New reports showed that one of Android’s most utilised voice chat applications, OyeTalk, has experienced a data leak in its systems. The voice chat app incident affected millions of users’ private data, such as unencrypted chat histories, usernames, and IMEI numbers.
Oyetalk serves about five million users worldwide. According to researchers, the leak transpired from unprotected access to a cloud-based dev platform called Firebase, where most of the company’s customer database is stored.
The exposed database allowed malicious actors to obtain and delete them, permanently losing people’s sensitive data if the voice chat app company did not back them up in a separate location.
The voice chat app developers failed to secure the publicly exposed database immediately.
After learning that the exposed Firebase repository caused the data leak, Oyetalk’s developers had not promptly resolved it and failed to secure the exposure.
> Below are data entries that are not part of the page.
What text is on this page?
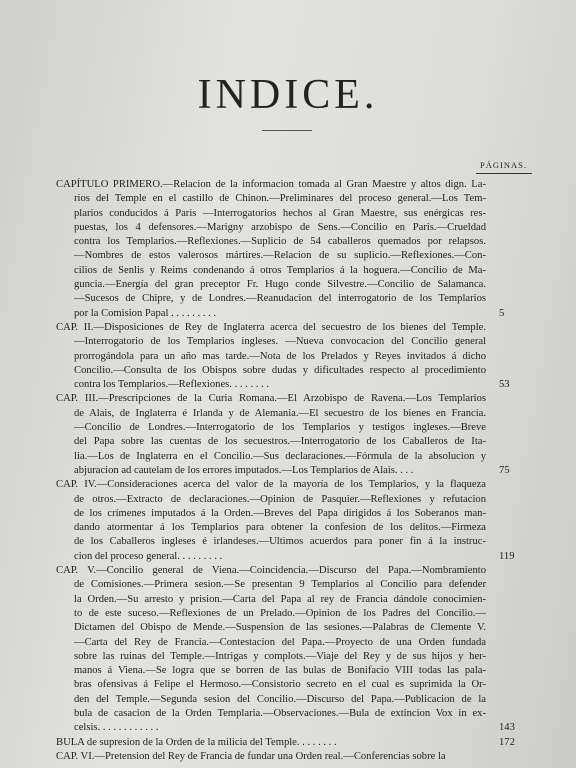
INDICE.
PÁGINAS.
CAPÍTULO PRIMERO.—Relacion de la informacion tomada al Gran Maestre y altos dign. La-
rios del Temple en el castillo de Chinon.—Preliminares del proceso general.—Los Tem-
plarios conducidos á Paris —Interrogatorios hechos al Gran Maestre, sus enérgicas res-
puestas, los 4 defensores.—Marigny arzobispo de Sens.—Concilio en Paris.—Crueldad
contra los Templarios.—Reflexiones.—Suplicio de 54 caballeros quemados por relapsos.
—Nombres de estos valerosos mártires.—Relacion de su suplicio.—Reflexiones.—Con-
cilios de Senlis y Reims condenando á otros Templarios á la hoguera.—Concilio de Ma-
guncia.—Energía del gran preceptor Fr. Hugo conde Silvestre.—Concilio de Salamanca.
—Sucesos de Chipre, y de Londres.—Reanudacion del interrogatorio de los Templarios
por la Comision Papal . . . . . . . . .	5
CAP. II.—Disposiciones de Rey de Inglaterra acerca del secuestro de los bienes del Temple.
—Interrogatorio de los Templarios ingleses. —Nueva convocacion del Concilio general
prorrogándola para un año mas tarde.—Nota de los Prelados y Reyes invitados á dicho
Concilio.—Consulta de los Obispos sobre dudas y dificultades respecto al procedimiento
contra los Templarios.—Reflexiones. . . . . . . .	53
CAP. III.—Prescripciones de la Curia Romana.—El Arzobispo de Ravena.—Los Templarios
de Alais, de Inglaterra é Irlanda y de Alemania.—El secuestro de los bienes en Francia.
—Concilio de Londres.—Interrogatorio de los Templarios y testigos ingleses.—Breve
del Papa sobre las cuentas de los secuestros.—Interrogatorio de los Caballeros de Ita-
lia.—Los de Inglaterra en el Concilio.—Sus declaraciones.—Fórmula de la absolucion y
abjuracion ad cautelam de los errores imputados.—Los Templarios de Alais. . . .	75
CAP. IV.—Consideraciones acerca del valor de la mayoría de los Templarios, y la flaqueza
de otros.—Extracto de declaraciones.—Opinion de Pasquier.—Reflexiones y refutacion
de los crímenes imputados á la Orden.—Breves del Papa dirigidos á los Soberanos man-
dando atormentar á los Templarios para obtener la confesion de los delitos.—Firmeza
de los Caballeros ingleses é irlandeses.—Ultimos acuerdos para poner fin á la instruc-
cion del proceso general. . . . . . . . .	119
CAP. V.—Concilio general de Viena.—Coincidencia.—Discurso del Papa.—Nombramiento
de Comisiones.—Primera sesion.—Se presentan 9 Templarios al Concilio para defender
la Orden.—Su arresto y prision.—Carta del Papa al rey de Francia dándole conocimien-
to de este suceso.—Reflexiones de un Prelado.—Opinion de los Padres del Concilio.—
Dictamen del Obispo de Mende.—Suspension de las sesiones.—Palabras de Clemente V.
—Carta del Rey de Francia.—Contestacion del Papa.—Proyecto de una Orden fundada
sobre las ruinas del Temple.—Intrigas y complots.—Viaje del Rey y de sus hijos y her-
manos á Viena.—Se logra que se borren de las bulas de Bonifacio VIII todas las pala-
bras ofensivas á Felipe el Hermoso.—Consistorio secreto en el cual es suprimida la Or-
den del Temple.—Segunda sesion del Concilio.—Discurso del Papa.—Publicacion de la
bula de casacion de la Orden Templaria.—Observaciones.—Bula de extincion Vox in ex-
celsis. . . . . . . . . . . .	143
BULA de supresion de la Orden de la milicia del Temple. . . . . . . .	172
CAP. VI.—Pretension del Rey de Francia de fundar una Orden real.—Conferencias sobre la
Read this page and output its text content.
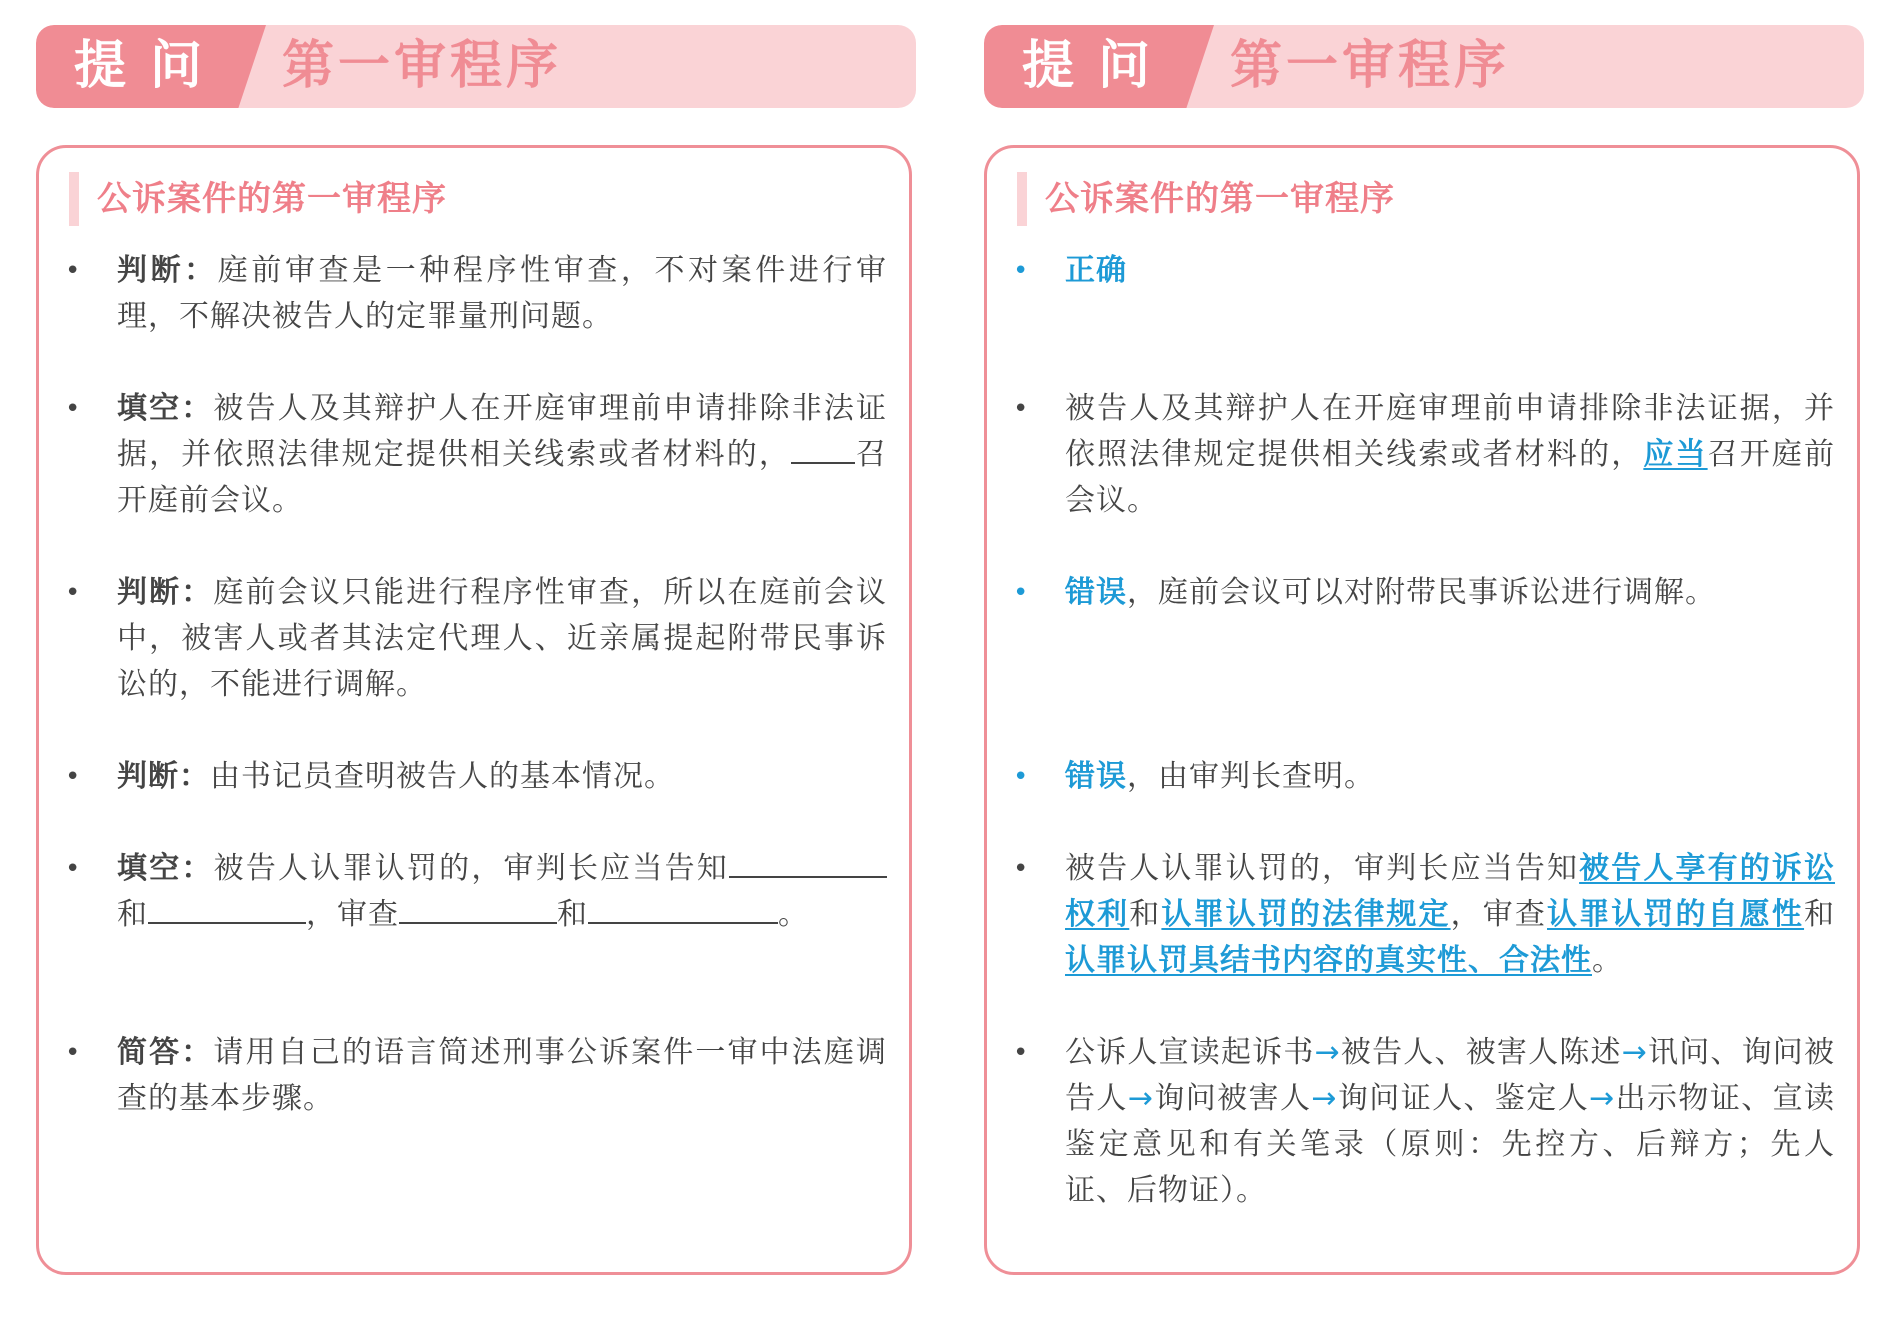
提问 第一审程序
公诉案件的第一审程序
• 判断：庭前审查是一种程序性审查，不对案件进行审理，不解决被告人的定罪量刑问题。
• 填空：被告人及其辩护人在开庭审理前申请排除非法证据，并依照法律规定提供相关线索或者材料的， 召开庭前会议。
• 判断：庭前会议只能进行程序性审查，所以在庭前会议中，被害人或者其法定代理人、近亲属提起附带民事诉讼的，不能进行调解。
• 判断：由书记员查明被告人的基本情况。
• 填空：被告人认罪认罚的，审判长应当告知和	，审查	和	。
• 简答：请用自己的语言简述刑事公诉案件一审中法庭调查的基本步骤。
提问 第一审程序
公诉案件的第一审程序
• 正确
• 被告人及其辩护人在开庭审理前申请排除非法证据，并依照法律规定提供相关线索或者材料的，应当召开庭前会议。
• 错误，庭前会议可以对附带民事诉讼进行调解。
• 错误，由审判长查明。
• 被告人认罪认罚的，审判长应当告知被告人享有的诉讼权利和认罪认罚的法律规定，审查认罪认罚的自愿性和认罪认罚具结书内容的真实性、合法性。
• 公诉人宣读起诉书→被告人、被害人陈述→讯问、询问被告人→询问被害人→询问证人、鉴定人→出示物证、宣读鉴定意见和有关笔录（原则：先控方、后辩方；先人证、后物证）。
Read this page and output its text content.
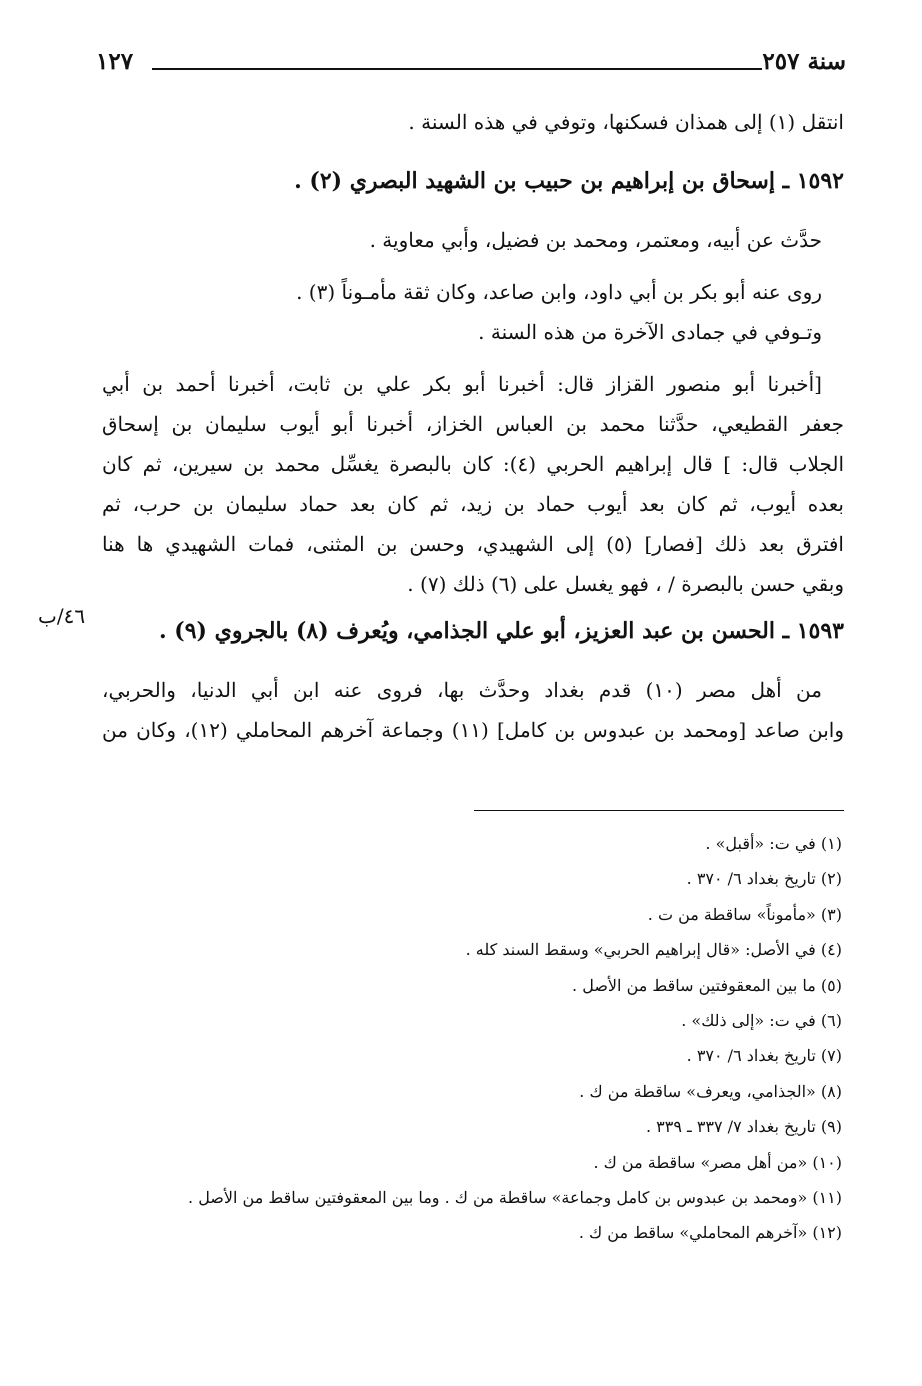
سنة ٢٥٧
١٢٧
٤٦/ب
انتقل (١) إلى همذان فسكنها، وتوفي في هذه السنة .
١٥٩٢ ـ إسحاق بن إبراهيم بن حبيب بن الشهيد البصري (٢) .
حدَّث عن أبيه، ومعتمر، ومحمد بن فضيل، وأبي معاوية .
روى عنه أبو بكر بن أبي داود، وابن صاعد، وكان ثقة مأمـوناً (٣) .
وتـوفي في جمادى الآخرة من هذه السنة .
[أخبرنا أبو منصور القزاز قال: أخبرنا أبو بكر علي بن ثابت، أخبرنا أحمد بن أبي
جعفر القطيعي، حدَّثنا محمد بن العباس الخزاز، أخبرنا أبو أيوب سليمان بن إسحاق
الجلاب قال: ] قال إبراهيم الحربي (٤): كان بالبصرة يغسِّل محمد بن سيرين، ثم كان
بعده أيوب، ثم كان بعد أيوب حماد بن زيد، ثم كان بعد حماد سليمان بن حرب، ثم
افترق بعد ذلك [فصار] (٥) إلى الشهيدي، وحسن بن المثنى، فمات الشهيدي ها هنا
وبقي حسن بالبصرة / ، فهو يغسل على (٦) ذلك (٧) .
١٥٩٣ ـ الحسن بن عبد العزيز، أبو علي الجذامي، ويُعرف (٨) بالجروي (٩) .
من أهل مصر (١٠) قدم بغداد وحدَّث بها، فروى عنه ابن أبي الدنيا، والحربي،
وابن صاعد [ومحمد بن عبدوس بن كامل] (١١) وجماعة آخرهم المحاملي (١٢)، وكان من
(١) في ت: «أقبل» .
(٢) تاريخ بغداد ٦/ ٣٧٠ .
(٣) «مأموناً» ساقطة من ت .
(٤) في الأصل: «قال إبراهيم الحربي» وسقط السند كله .
(٥) ما بين المعقوفتين ساقط من الأصل .
(٦) في ت: «إلى ذلك» .
(٧) تاريخ بغداد ٦/ ٣٧٠ .
(٨) «الجذامي، ويعرف» ساقطة من ك .
(٩) تاريخ بغداد ٧/ ٣٣٧ ـ ٣٣٩ .
(١٠) «من أهل مصر» ساقطة من ك .
(١١) «ومحمد بن عبدوس بن كامل وجماعة» ساقطة من ك . وما بين المعقوفتين ساقط من الأصل .
(١٢) «آخرهم المحاملي» ساقط من ك .
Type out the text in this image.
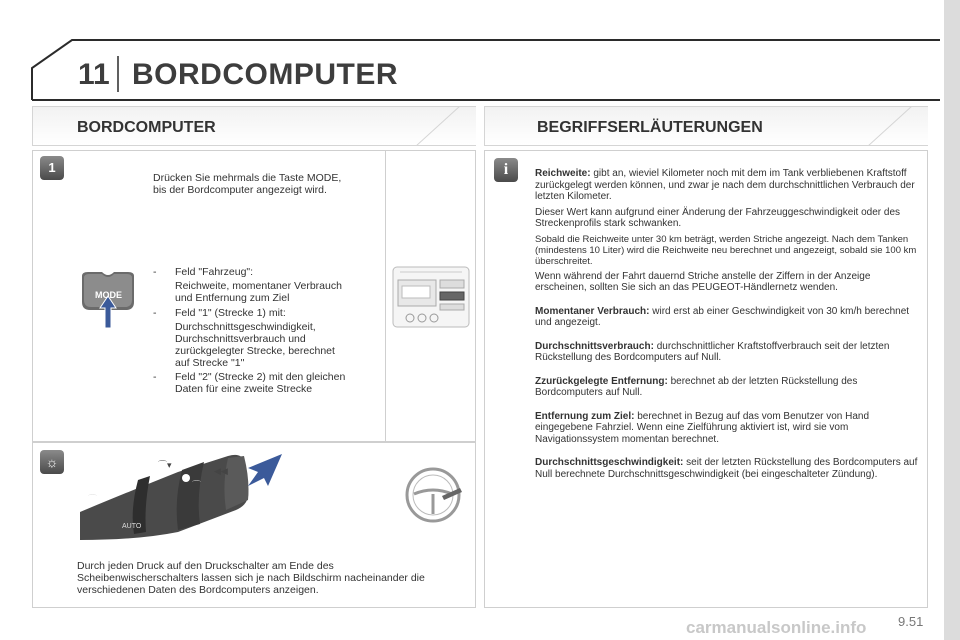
11 BORDCOMPUTER
BORDCOMPUTER	BEGRIFFSERLÄUTERUNGEN
1
Drücken Sie mehrmals die Taste MODE,
bis der Bordcomputer angezeigt wird.
MODE
- Feld "Fahrzeug":
Reichweite, momentaner Verbrauch
und Entfernung zum Ziel
- Feld "1" (Strecke 1) mit:
Durchschnittsgeschwindigkeit,
Durchschnittsverbrauch und
zurückgelegter Strecke, berechnet
auf Strecke "1"
- Feld "2" (Strecke 2) mit den gleichen
Daten für eine zweite Strecke
☼
AUTO
⌒
⌒▾
◀◀
⌒
Durch jeden Druck auf den Druckschalter am Ende des
Scheibenwischerschalters lassen sich je nach Bildschirm nacheinander die
verschiedenen Daten des Bordcomputers anzeigen.
i	Reichweite: gibt an, wieviel Kilometer noch mit dem im Tank verbliebenen Kraftstoff zurückgelegt werden können, und zwar je nach dem durchschnittlichen Verbrauch der letzten Kilometer.
Dieser Wert kann aufgrund einer Änderung der Fahrzeuggeschwindigkeit oder des Streckenprofils stark schwanken.
Sobald die Reichweite unter 30 km beträgt, werden Striche angezeigt. Nach dem Tanken (mindestens 10 Liter) wird die Reichweite neu berechnet und angezeigt, sobald sie 100 km überschreitet.
Wenn während der Fahrt dauernd Striche anstelle der Ziffern in der Anzeige erscheinen, sollten Sie sich an das PEUGEOT-Händlernetz wenden.
Momentaner Verbrauch: wird erst ab einer Geschwindigkeit von 30 km/h berechnet und angezeigt.
Durchschnittsverbrauch: durchschnittlicher Kraftstoffverbrauch seit der letzten Rückstellung des Bordcomputers auf Null.
Zzurückgelegte Entfernung: berechnet ab der letzten Rückstellung des Bordcomputers auf Null.
Entfernung zum Ziel: berechnet in Bezug auf das vom Benutzer von Hand eingegebene Fahrziel. Wenn eine Zielführung aktiviert ist, wird sie vom Navigationssystem momentan berechnet.
Durchschnittsgeschwindigkeit: seit der letzten Rückstellung des Bordcomputers auf Null berechnete Durchschnittsgeschwindigkeit (bei eingeschalteter Zündung).
9.51
carmanualsonline.info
Thus, Google’s security team intervened to contain the damage the company could not fix.
Security experts also found that the company had left sensitive data hardcoded in the voice chat app’s client side. This environment includes a Google API key and links to storage buckets.
These subsequent security errors from the company’s end instigated the data leak problem, which could also lead to hackers having complete control over the exposed user data within the cloud repositories.
In the past “Proof of Compromise” (PoC) records, the voice chat app Oyetalk had been found with a vulnerability concerning their storage of databases in cloud-based platforms such as Firebase. This issue implies that there had been an open problem that the company could have fixed before threat actors abused them.
Security experts presume the exposed customer data will be utilised for cybercriminal activities, such as identity theft and scams. The app’s reputation among all its users will also be dented due to this issue that reveals their negligence.
Furthermore, Oyetalk can also expect upcoming legal repercussions about the issue, including facing lawsuits that violate data privacy laws.